|Title||Meridional structure and future changes of tropopause height and temperature|
|Publication Type||Journal Article|
|Year of Publication||2019|
|Authors||Hu S.N, Vallis G.K|
|Type of Article||Article; Early Access|
|Keywords||circulation; climate change; cloud; constraint; feedback; global warming; lapse-rate; Meteorology & Atmospheric Sciences; part i; static stability; stratosphere; surface-temperature; tropopause; troposphere|
We use a simple, semianalytic, column model to understand better the meridional structure of the tropopause height and future changes in its height and temperature associated with global warming. The model allows us to separate the effects of tropospheric lapse rate, optical depth, outgoing longwave radiation (OLR), and stratospheric cooling on the tropopause height. When applied locally at each latitudinal band, the model predicts the overall meridional structure of the tropopause height, with a tropical tropopause substantially higher than in higher latitudes and a sharp transition at the edge of the extratropics. The large optical depth of the Tropics, due mainly to the large water-vapour path, is the dominant tropospheric effect producing the higher tropical tropopause, whereas the larger tropical lapse rate actually acts to lower the tropopause height. The dynamical cooling induced by the stratospheric circulation lifts the thermal tropopause in the Tropics further, resulting in it being significantly cooler and higher than in mid- and high-latitudes. The model quantifies the causes of the tropopause height increase with global warming that is found robustly in climate integrations from the fifth Coupled Model Intercomparison Project (CMIP5).

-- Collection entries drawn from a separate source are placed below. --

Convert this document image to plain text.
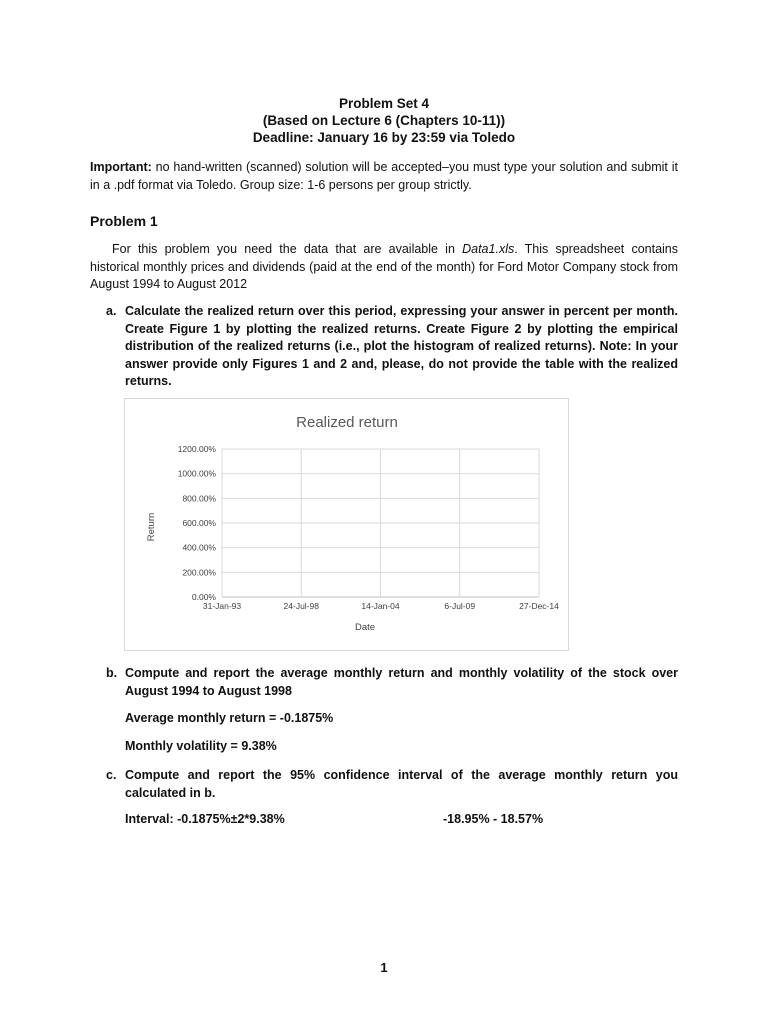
Problem Set 4
(Based on Lecture 6 (Chapters 10-11))
Deadline: January 16 by 23:59 via Toledo
Important: no hand-written (scanned) solution will be accepted–you must type your solution and submit it in a .pdf format via Toledo. Group size: 1-6 persons per group strictly.
Problem 1
For this problem you need the data that are available in Data1.xls. This spreadsheet contains historical monthly prices and dividends (paid at the end of the month) for Ford Motor Company stock from August 1994 to August 2012
a. Calculate the realized return over this period, expressing your answer in percent per month. Create Figure 1 by plotting the realized returns. Create Figure 2 by plotting the empirical distribution of the realized returns (i.e., plot the histogram of realized returns). Note: In your answer provide only Figures 1 and 2 and, please, do not provide the table with the realized returns.
Realized return
0.00%
200.00%
400.00%
600.00%
800.00%
1000.00%
1200.00%
31-Jan-93	24-Jul-98	14-Jan-04	6-Jul-09	27-Dec-14
Return
Date
b. Compute and report the average monthly return and monthly volatility of the stock over August 1994 to August 1998
Average monthly return = -0.1875%
Monthly volatility = 9.38%
c. Compute and report the 95% confidence interval of the average monthly return you calculated in b.
Interval: -0.1875%±2*9.38%	-18.95% - 18.57%
1
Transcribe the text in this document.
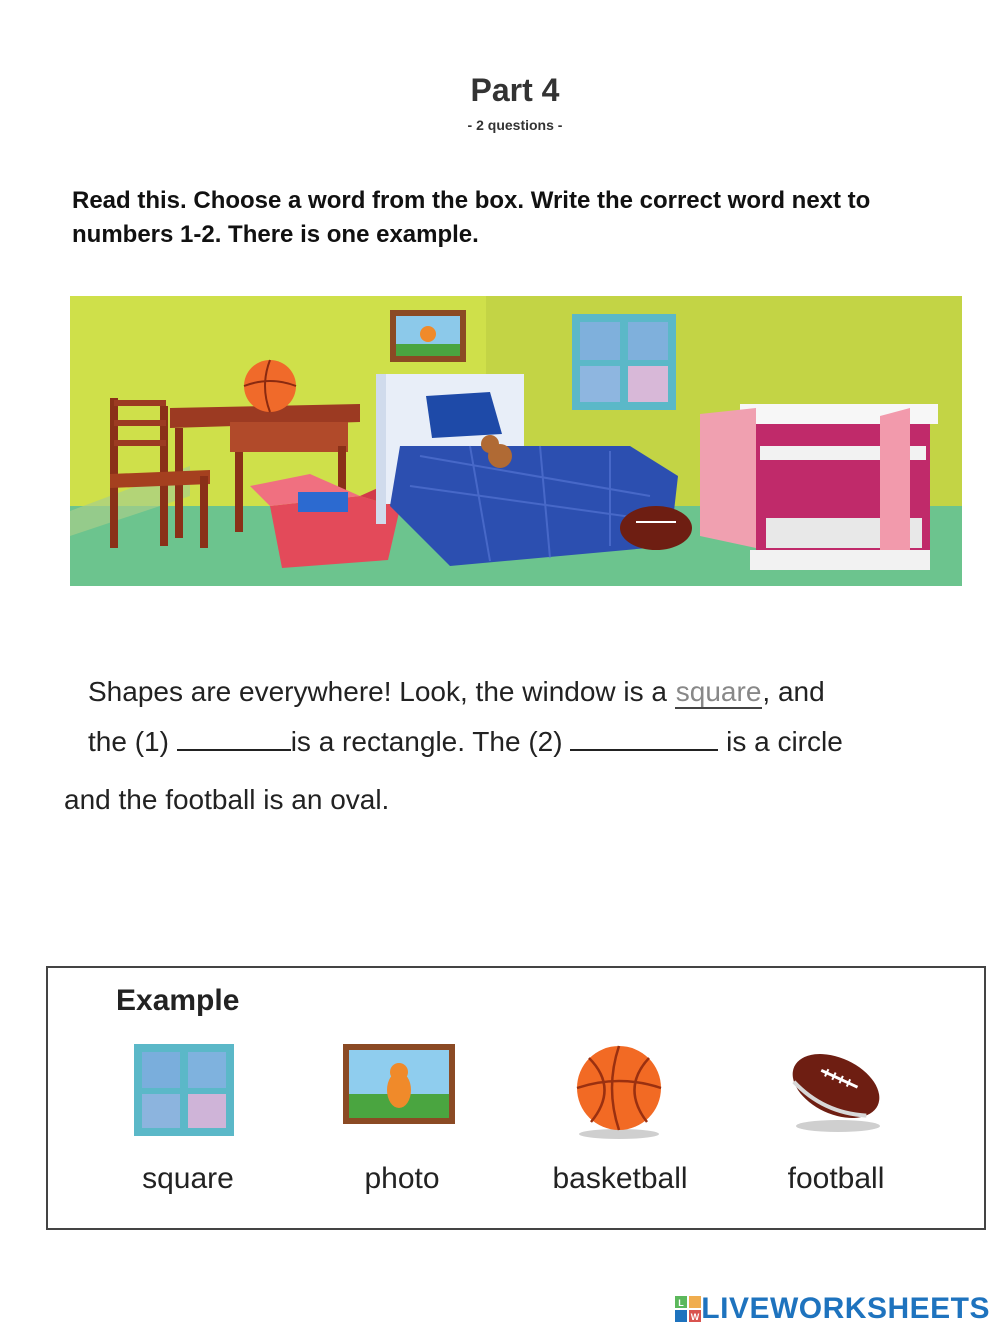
Part 4
- 2 questions -
Read this. Choose a word from the box. Write the correct word next to numbers 1-2. There is one example.
Shapes are everywhere! Look, the window is a square, and
the (1)	is a rectangle. The (2)	is a circle
and the football is an oval.
Example
square	photo	basketball	football
L
W LIVEWORKSHEETS
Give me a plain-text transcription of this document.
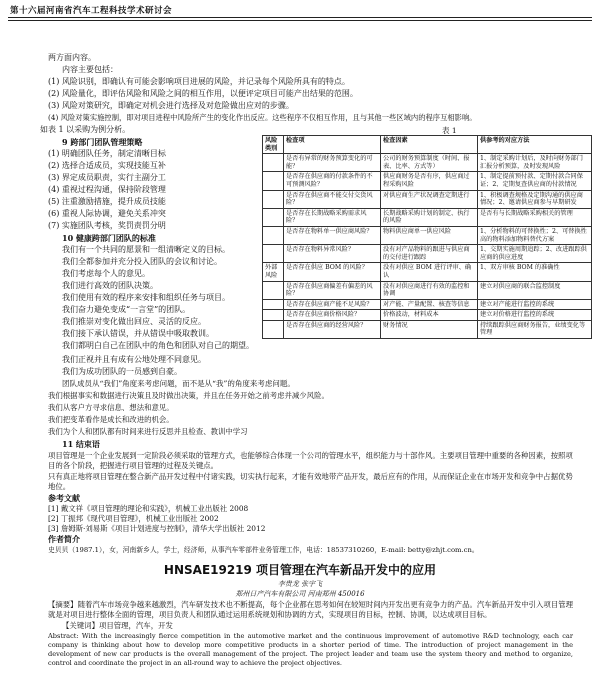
第十六届河南省汽车工程科技学术研讨会
两方面内容。
内容主要包括：
(1) 风险识别，即确认有可能会影响项目进展的风险，并记录每个风险所具有的特点。
(2) 风险量化，即评估风险和风险之间的相互作用，以便评定项目可能产出结果的范围。
(3) 风险对策研究，即确定对机会进行选择及对危险做出应对的步骤。
(4) 风险对策实施控制，即对项目进程中风险所产生的变化作出反应。这些程序不仅相互作用，且与其他一些区域内的程序互相影响。
如表 1 以采购为例分析。
9 跨部门团队管理策略
(1) 明确团队任务，制定清晰目标
(2) 选择合适成员，实现技能互补
(3) 界定成员职责，实行主副分工
(4) 重视过程沟通，保持阶段管理
(5) 注重激励措施，提升成员技能
(6) 重视人际协调，避免关系冲突
(7) 实施团队考核，奖罚责罚分明
10 健康跨部门团队的标准
我们有一个共同的愿景和一组清晰定义的目标。
我们全都参加并充分投入团队的会议和讨论。
我们考虑每个人的意见。
我们进行高效的团队决策。
我们使用有效的程序来安排和组织任务与项目。
我们奋力避免变成“一言堂”的团队。
我们推崇对变化做出回应、灵活的反应。
我们接下承认错误，并从错误中吸取教训。
我们都明白自己在团队中的角色和团队对自己的期望。
我们正视并且有成有公地处理不同意见。
我们为成功团队的一员感到自豪。
团队成员从“我们”角度来考虑问题，而不是从“我”的角度来考虑问题。
表 1
风险类别	检查项	检查因素	供参考的对应方法
	是否有异常的财务预算变化的可能？	公司的财务预算制度（时间、报表、比率、方式等）	1、制定采购计划后，及时向财务部门汇报分析预算，及时发现风险
	是否存在供应商的付款条件的不可预测风险？	供应商财务是否有序，供应商过程采购风险	1、制定提前预付款、定期付款合同保证；2、定期复查供应商的付款情况
	是否存在供应商不能交付交货风险？	对供应商生产状况调查定期进行	1、积极调查规格及定期沟通的供应商情况；2、邀请供应商参与早期研发
	是否存在长期战略采购需求风险？	长期战略采购计划的制定、执行的风险	是否有与长期战略采购相关的管理
	是否存在物料单一供应商风险？	物料供应商单一供应风险	1、分析物料的可替换性；2、可替换性高的物料添加物料替代方案
	是否存在物料异常风险？	没有对产品物料的跟进与供应商的交付进行跟踪	1、交期实施周期追踪；2、改进跟踪供应商的供应进度
外部风险	是否存在供应 BOM 的风险？	没有对供应 BOM 进行评审、确认	1、双方审核 BOM 的准确性
	是否存在供应商偏差有偏差的风险？	没有对供应商进行有效的监控和协调	建立对供应商的联合监控制度
	是否存在供应商产能不足风险？	对产能、产量配置、核查等信息	建立对产能进行监控的系统
	是否存在供应商价格风险？	价格波动，材料成本	建立对价格进行监控的系统
	是否存在供应商的经营风险？	财务情况	持续跟踪供应商财务报告，业绩变化等管理
我们从客户方寻求信息、想法和意见。
我们把变革看作是成长和改进的机会。
我们为个人和团队都有时间来进行反思并且检查、教训中学习
11 结束语
项目管理是一个企业发展到一定阶段必须采取的管理方式，也能够综合体现一个公司的管理水平，组织能力与十部作风。主要项目管理中重要的各种因素，按照项目的各个阶段，把握进行项目管理的过程及关键点。
只有真正地将项目管理在整合新产品开发过程中付诸实践，切实执行起来，才能有效地带产品开发，最后应有的作用，从而保证企业在市场开发和竞争中占据优势地位。
参考文献
[1] 戴文祥《项目管理的理论和实践》，机械工业出版社 2008
[2] 丁振邦《现代项目管理》，机械工业出版社 2002
[3] 詹姆斯·刘易斯《项目计划进度与控制》，清华大学出版社 2012
作者简介
史贝贝（1987.1），女，河南新乡人，学士，经济师，从事汽车零部件业务管理工作，电话：18537310260，E-mail: betty@zhjt.com.cn。
HNSAE19219 项目管理在汽车新品开发中的应用
李贵龙 张宇飞
郑州日产汽车有限公司 河南郑州 450016
【摘要】随着汽车市场竞争越来越激烈，汽车研发技术也不断提高，每个企业都在思考如何在较短时间内开发出更有竞争力的产品。汽车新品开发中引入项目管理就是对项目进行整体全面的管理，项目负责人和团队通过运用系统规划和协调的方式，实现项目的目标，控制、协调，以达成项目目标。
【关键词】项目管理，汽车，开发
Abstract: With the increasingly fierce competition in the automotive market and the continuous improvement of automotive R&D technology, each car company is thinking about how to develop more competitive products in a shorter period of time. The introduction of project management in the development of new car products is the overall management of the project. The project leader and team use the system theory and method to organize, control and coordinate the project in an all-round way to achieve the project objectives.
我们根据事实和数据进行决策且及时做出决策，并且在任务开始之前考虑并减少风险。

The large spread in the increase rate of tropopause height in the CMIP5 model is captured by the simple model, which attributes the dominant contributions to changes in water-vapour path and lapse rate, with changes in CO2 concentration and OLR having much smaller direct effects. The CMIP5 models also show a small but robust increase in the tropopause temperature in low latitudes, with a much smaller increase in higher latitudes. We suggest that the tropical increase may be caused at least in part by nongrey effects in the radiative transfer associated with the higher levels of water vapour in the Tropics, with near-constant tropopause temperatures predicted otherwise.